A week later Birse told me that the congregation had decided to regard the incident as adding lustre to their kirk. This was largely, I fear, because it could then be used to belittle the Established minister. That fervent Auld Licht, Snecky Hobart, feeling that Gavin’s action was unsound, had gone on the following Sabbath to the parish kirk and sat under Mr. Duthie. But Mr. Duthie was a close reader, so that Snecky flung himself about in his pew in misery. The minister concluded his sermon with these words: “But on this subject I will say no more at present.” “Because you canna,” Snecky roared, and strutted out of the church. Comparing the two scenes, it is obvious that the Auld Lichts had won a victory. After preaching impromptu for an hour and twenty-five minutes, it could never be said of Gavin that he needed to read. He became more popular than ever. Yet the change of texts was not forgotten. If in the future any other indictments were brought against him, it would certainly be pinned to them.
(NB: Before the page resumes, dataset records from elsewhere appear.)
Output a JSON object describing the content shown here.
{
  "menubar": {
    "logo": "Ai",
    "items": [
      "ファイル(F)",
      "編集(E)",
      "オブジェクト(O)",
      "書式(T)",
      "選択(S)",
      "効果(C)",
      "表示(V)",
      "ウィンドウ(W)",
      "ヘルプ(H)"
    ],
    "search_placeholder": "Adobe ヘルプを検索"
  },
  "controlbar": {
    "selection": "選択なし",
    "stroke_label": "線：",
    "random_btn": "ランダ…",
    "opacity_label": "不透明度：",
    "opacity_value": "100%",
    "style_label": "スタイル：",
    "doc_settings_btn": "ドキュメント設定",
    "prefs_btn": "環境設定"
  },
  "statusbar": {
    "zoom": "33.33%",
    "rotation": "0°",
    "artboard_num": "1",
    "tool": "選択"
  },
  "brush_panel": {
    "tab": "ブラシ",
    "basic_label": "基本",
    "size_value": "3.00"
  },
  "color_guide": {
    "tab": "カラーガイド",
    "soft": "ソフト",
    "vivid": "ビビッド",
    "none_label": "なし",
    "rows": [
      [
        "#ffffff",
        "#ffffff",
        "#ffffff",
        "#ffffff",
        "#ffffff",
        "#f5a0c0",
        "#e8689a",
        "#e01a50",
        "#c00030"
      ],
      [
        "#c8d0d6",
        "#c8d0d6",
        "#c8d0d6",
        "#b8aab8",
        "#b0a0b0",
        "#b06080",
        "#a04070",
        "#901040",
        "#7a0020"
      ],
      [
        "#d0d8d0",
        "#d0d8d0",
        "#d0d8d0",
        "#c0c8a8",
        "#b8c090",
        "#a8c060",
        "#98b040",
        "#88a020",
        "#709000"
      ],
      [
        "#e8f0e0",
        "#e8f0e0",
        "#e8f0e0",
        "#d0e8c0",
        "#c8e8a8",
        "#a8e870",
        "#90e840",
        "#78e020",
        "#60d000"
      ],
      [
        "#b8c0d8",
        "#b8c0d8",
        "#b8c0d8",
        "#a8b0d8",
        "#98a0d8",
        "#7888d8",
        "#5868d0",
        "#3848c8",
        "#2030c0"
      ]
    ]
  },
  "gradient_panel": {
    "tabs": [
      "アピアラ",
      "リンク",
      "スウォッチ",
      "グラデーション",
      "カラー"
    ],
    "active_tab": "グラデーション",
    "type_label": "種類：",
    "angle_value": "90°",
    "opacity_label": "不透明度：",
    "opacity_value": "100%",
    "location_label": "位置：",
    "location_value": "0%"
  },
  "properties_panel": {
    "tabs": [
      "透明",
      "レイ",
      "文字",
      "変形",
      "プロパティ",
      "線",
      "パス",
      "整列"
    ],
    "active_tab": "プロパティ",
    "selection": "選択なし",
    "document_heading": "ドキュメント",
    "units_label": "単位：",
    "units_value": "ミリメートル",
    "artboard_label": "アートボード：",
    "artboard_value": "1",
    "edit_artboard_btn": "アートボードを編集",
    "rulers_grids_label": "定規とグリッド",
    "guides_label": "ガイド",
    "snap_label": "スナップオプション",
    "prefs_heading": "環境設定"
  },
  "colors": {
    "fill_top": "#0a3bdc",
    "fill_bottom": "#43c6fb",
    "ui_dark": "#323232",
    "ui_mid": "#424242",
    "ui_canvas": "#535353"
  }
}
I marvelled long over Gavin’s jump from Ezra to Genesis, and at this his first philippic against Woman, but I have known the cause for many a year. The Bible was the one that had lain on the summer-seat while the Egyptian hid there. It was the great pulpit Bible which remains in the church as a rule, but Gavin had taken it home the previous day to make some of its loose pages secure with paste. He had studied from it on the day preceding the riot, but had used a small Bible during the rest of the week. When he turned in the pulpit to Ezra, where he had left the large Bible open in the summer-seat, he found this scrawled across chapter eight:—
“I will never tell who flung the clod at Captain Halliwell. But why did you fling it? I will never tell that you allowed me to be called Mrs. Dishart before witnesses. But is not this a Scotch marriage? Signed, Babbie the Egyptian.”
Chapter Eleven.
Tells in a Whisper of Man’s Fall During the Curling Season
No snow could be seen in Thrums by the beginning of the year, though clods of it lay in Waster Lunny’s fields, where his hens wandered all day as if looking for something they had dropped. A black frost had set in, and one walking on the glen road could imagine that through the cracks in it he saw a loch glistening. From my door I could hear the roar of curling stones at Rashie-bog, which is almost four miles nearer Thrums. On the day I am recalling, I see that I only made one entry in my diary, “At last bought Waster Lunny’s bantams.” Well do I remember the transaction, and no wonder, for I had all but bought the bantams every day for a six months.
About noon the doctor’s dogcart was observed by all the Tenements standing at the Auld Licht manse.